Напечатать письмо в России Цебрикова не могла, поэтому под предлогом чтения лекций по русской литературе в Америке получила загранпаспорт и, спрятав черновики письма в бумажном пакете для табака, отправилась за границу. Она остановилась в Париже, дождалась из Женевы 50 экземпляров письма и 20 экземпляров брошюры «Каторга и ссылка» (две толстые тетради под одной обложкой, сборник писем заключенных и ссыльных). Будучи активной деятельницей Красного Креста и слушая рассказы о том, как министр внутренних дел Вячеслав Плеве преследовал оппозиционеров, подавлял восстания в Полтавской и Харьковской губерниях, она, по собственным воспоминаниям, жаждала «крикнуть на весь русский мир — смотри, что творят и что ты терпишь!».
Часть отпечатанных писем и брошюр Цебрикова оставила для распространения за рубежом, а другую спрятала под одеждой — как в детстве, когда зашивала исписанные листы в юбку в попытке спрятать их от матери. Ей было известно: за ней все это время следили, но задерживать по возвращении не стали, чтобы выйти на тех, кто поддерживал с ней связь. Когда Цебрикова развезла письмо по всем петербургским редакциям и отправила в другие города, в отеле ее уже ждали жандармы.
Cсылка
Император отнесся к письму несерьезно: вывел карандашом на полях «Ей-то какое дело?», а узнав о задержании Марии, расхохотался и велел отпустить «старую дуру». Однако, увидев цитату из брошюры «Каторга и ссылка» в газете Times (в статье говорилось, что европейские монархи должны протестовать, ведь российский император, будучи христианином, нарушает заповеди), пришел в ярость и подумывал запереть писательницу в монастырь.
Цебрикову на три года сослали в Вологодскую губернию, в Яренск.
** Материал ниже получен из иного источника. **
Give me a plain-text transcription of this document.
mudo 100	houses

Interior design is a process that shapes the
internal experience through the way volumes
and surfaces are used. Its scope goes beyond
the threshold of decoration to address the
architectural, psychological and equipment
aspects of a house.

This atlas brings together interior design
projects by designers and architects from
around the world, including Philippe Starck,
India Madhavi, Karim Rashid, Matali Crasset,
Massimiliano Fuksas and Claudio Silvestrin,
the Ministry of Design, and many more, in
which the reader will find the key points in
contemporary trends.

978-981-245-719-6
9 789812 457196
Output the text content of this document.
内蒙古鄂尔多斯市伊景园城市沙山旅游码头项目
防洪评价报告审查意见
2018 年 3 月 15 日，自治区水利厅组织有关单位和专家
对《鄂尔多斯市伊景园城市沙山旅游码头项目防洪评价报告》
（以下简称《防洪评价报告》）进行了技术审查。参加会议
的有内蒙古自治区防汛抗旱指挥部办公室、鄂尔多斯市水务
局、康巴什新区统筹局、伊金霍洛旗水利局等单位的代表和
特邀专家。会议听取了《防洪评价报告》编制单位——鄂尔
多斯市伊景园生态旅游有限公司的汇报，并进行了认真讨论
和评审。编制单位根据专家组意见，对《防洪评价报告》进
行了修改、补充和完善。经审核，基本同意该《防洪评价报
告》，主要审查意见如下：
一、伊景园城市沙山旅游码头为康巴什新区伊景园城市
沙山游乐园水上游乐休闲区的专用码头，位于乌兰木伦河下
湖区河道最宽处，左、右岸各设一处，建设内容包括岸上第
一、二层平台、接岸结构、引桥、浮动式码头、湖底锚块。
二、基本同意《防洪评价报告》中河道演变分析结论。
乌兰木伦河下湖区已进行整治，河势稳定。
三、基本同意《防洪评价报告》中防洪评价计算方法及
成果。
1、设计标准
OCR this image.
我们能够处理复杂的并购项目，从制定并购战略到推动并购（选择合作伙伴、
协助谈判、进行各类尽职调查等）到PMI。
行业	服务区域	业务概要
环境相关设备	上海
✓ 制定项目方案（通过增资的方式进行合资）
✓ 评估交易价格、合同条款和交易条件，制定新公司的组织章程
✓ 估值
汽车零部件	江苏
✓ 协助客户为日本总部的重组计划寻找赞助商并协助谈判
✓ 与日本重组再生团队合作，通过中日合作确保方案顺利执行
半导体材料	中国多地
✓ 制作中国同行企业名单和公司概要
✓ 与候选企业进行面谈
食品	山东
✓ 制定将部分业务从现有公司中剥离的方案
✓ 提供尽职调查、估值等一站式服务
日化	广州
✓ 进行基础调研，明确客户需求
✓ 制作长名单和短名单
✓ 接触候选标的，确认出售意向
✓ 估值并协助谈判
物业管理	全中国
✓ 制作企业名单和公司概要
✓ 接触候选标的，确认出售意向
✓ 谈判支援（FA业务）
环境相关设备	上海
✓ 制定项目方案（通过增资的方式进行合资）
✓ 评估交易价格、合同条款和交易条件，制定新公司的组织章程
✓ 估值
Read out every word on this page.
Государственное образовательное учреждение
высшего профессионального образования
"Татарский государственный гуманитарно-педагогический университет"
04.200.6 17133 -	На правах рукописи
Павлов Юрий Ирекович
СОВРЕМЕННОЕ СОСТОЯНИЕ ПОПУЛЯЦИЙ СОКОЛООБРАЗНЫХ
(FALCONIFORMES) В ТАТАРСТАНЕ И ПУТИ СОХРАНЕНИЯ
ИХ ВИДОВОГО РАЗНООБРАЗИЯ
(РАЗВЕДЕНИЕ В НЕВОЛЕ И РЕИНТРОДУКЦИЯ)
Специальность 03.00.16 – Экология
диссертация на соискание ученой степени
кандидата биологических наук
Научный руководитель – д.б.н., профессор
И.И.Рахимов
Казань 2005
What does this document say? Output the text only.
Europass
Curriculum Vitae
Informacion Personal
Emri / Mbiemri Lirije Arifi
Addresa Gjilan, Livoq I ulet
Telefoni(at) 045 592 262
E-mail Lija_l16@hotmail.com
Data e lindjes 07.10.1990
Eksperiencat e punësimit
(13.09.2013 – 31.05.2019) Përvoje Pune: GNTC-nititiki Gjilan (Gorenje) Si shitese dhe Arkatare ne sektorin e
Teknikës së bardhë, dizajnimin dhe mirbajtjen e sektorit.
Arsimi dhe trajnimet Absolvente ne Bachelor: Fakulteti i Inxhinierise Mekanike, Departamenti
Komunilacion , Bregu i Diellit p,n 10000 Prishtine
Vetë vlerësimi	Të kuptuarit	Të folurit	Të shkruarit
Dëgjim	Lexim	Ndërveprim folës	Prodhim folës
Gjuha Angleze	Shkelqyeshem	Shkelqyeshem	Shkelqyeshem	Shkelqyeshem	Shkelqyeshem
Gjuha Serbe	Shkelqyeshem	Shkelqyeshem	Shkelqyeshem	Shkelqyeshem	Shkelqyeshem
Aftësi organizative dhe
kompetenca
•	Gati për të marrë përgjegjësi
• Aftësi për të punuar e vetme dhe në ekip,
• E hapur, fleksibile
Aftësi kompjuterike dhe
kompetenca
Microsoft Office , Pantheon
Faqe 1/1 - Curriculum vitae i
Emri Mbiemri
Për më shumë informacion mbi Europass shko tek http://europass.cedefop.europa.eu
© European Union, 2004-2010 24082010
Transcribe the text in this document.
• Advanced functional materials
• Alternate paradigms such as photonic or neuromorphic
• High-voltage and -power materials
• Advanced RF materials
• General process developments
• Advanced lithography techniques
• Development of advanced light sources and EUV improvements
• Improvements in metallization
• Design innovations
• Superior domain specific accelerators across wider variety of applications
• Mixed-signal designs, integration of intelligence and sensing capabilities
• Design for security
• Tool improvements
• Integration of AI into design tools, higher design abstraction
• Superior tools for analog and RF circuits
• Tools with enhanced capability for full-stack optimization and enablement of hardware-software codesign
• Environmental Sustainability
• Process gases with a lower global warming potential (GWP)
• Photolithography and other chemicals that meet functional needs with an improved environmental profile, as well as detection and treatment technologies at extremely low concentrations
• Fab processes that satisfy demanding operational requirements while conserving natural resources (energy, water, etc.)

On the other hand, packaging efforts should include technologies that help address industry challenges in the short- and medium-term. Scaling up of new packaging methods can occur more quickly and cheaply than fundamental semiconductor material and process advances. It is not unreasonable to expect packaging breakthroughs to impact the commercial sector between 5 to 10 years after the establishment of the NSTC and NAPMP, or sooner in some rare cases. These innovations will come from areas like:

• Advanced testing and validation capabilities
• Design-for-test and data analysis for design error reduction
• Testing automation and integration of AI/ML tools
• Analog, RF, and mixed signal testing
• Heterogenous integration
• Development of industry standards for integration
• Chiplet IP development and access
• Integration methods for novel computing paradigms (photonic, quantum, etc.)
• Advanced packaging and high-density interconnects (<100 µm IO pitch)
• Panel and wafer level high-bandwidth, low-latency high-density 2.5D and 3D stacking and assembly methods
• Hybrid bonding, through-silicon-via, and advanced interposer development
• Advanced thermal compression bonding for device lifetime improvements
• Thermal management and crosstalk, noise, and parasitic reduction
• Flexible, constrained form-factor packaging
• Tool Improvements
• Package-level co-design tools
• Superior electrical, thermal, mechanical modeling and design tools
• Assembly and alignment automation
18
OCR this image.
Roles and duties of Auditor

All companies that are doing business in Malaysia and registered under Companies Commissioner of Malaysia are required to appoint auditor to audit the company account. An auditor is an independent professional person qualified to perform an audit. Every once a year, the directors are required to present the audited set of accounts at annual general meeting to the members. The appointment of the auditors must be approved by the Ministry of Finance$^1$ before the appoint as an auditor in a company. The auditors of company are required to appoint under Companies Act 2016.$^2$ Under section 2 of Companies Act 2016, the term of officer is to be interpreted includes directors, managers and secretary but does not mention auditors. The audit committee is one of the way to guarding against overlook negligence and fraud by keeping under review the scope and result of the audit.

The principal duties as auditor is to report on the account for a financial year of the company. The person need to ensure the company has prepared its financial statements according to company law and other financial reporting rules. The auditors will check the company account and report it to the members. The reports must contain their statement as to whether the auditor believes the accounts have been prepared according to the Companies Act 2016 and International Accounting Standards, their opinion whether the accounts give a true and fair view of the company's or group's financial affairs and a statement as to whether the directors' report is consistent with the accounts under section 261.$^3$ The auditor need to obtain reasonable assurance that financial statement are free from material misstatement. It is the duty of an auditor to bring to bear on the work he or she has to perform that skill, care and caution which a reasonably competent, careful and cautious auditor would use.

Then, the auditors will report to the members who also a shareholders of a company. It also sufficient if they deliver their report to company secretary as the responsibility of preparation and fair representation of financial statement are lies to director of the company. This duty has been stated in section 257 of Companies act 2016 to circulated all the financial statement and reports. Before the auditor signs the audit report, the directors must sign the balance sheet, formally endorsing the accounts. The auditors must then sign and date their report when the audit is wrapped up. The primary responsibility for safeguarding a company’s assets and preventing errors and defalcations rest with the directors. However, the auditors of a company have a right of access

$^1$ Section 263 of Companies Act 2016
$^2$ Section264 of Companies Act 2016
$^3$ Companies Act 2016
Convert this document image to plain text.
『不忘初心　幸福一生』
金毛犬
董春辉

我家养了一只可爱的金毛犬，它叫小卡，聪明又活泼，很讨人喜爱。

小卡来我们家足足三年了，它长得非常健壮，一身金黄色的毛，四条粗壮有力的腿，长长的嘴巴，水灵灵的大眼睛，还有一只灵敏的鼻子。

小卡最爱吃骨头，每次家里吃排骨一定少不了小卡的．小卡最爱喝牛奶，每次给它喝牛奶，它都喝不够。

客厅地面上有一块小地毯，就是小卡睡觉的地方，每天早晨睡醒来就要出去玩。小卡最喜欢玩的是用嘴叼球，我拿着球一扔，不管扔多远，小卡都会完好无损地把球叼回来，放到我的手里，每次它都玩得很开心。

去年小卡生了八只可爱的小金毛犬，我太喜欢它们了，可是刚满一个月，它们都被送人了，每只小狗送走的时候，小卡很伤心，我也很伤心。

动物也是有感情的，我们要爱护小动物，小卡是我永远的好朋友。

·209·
Дорога в Петербург и Москву теперь для нее была закрыта, поэтому после ссылки она поселилась в Смоленской губернии, где смогла возобновить свою деятельность.
Когда Цебрикова писала открытое письмо, она не верила в возможность революции, и все же увидела ее и в 1905-м, и в 1917 году. Но к тому времени она была уже в преклонном возрасте и активно участвовать в событиях не могла.
Последние годы (по совету врачей) она провела в Крыму, там и умерла 20 марта 1917 года. Через три дня в газете «Утро» был напечатан скромный некролог — после сообщений о грандиозных похоронах жертв революции на Марсовом поле. Попытавшись парой строк охватить все то, чем занималась писательница, автор подводит итог: «многим женское профессиональное движение в России обязано Цебриковой».